Let’s say you purchase a pre-existing business. After the purchase, you realize that the company owes a lot of money to a lot of people. Or, your own business ends up with judgments or other debt against it. In either scenario, you want to get out of having to pay back all of those funds. Can you just close the business and re-open or re-incorporate it under a different name?

Will it Work?

It sounds like that would work, because after all, every legally registered company is its own separate entity. If the company that owed money is no longer in existence, then the creditor has nobody to collect any money from. In fact, you could conceivably do this over and over again—incur debt, close, and reincorporate. Or could you?

It turns out that’s not so easy, because even though your “new” company has a different name and perhaps even different articles of incorporation, it may not actually be new.

Just an “Alter Ego?”

Yoru creditor can, and will try to enforce the debts of the old company, against your new one. And it’s an argument the courts may pay attention to. Courts take a “big picture” approach; they don’t care that legally your new company is a different company—the court will look to see if:

  • The new company is in the same business as the old one
  • The officer, directors, or owners, are the same as the old company
  • The company operates out of the same physical location as the old
  • The old and new companies use the same websites or URLs
  • The proximity in time, between the closing of the old, and the opening of the new business
  • Any other similarity between the old and the new company

Basically, courts will want to see if the new company is just an “alter ego” of the first—which, for those seeking to evade judgments, it usually is. Courts will ask if the old business merely “handed off” its business affairs to the new company. If so, it’s likely the new company is liable for the debt of the old.

Purchasing is No Help

The fact that you may have purchased the business with the debts, won’t help you either.

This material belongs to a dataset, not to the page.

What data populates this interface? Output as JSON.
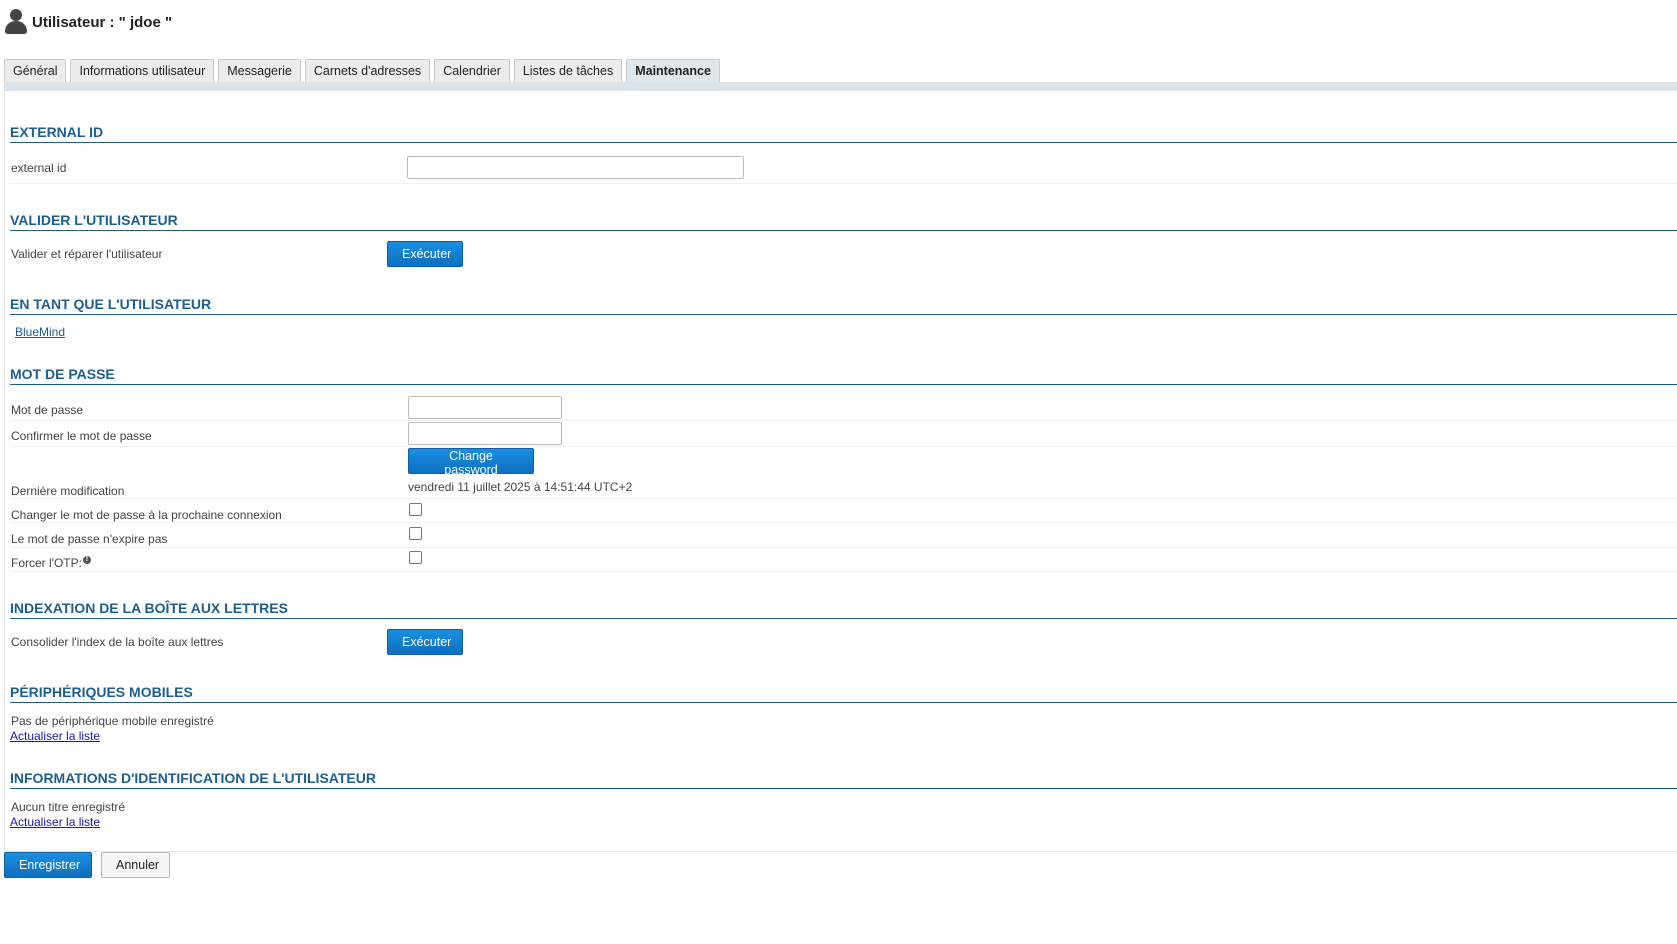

Mere change of ownership does not extinguish the company’ existing liabilities or debts, which is why liabilities are so important to look into, when you’re considering purchasing a business. Some of those liabilities may be in the public records—like a court judgment—but others, like a contractual dispute or claim may not have materialized into a full blown lawsuit yet, and thus, may not be discoverable in the typical public records search.

Often, purchasers will work out agreements with the seller, on how to satisfy existing debts, before finalizing a business purchase. That may include agreement to indemnify for lawsuits or judgments.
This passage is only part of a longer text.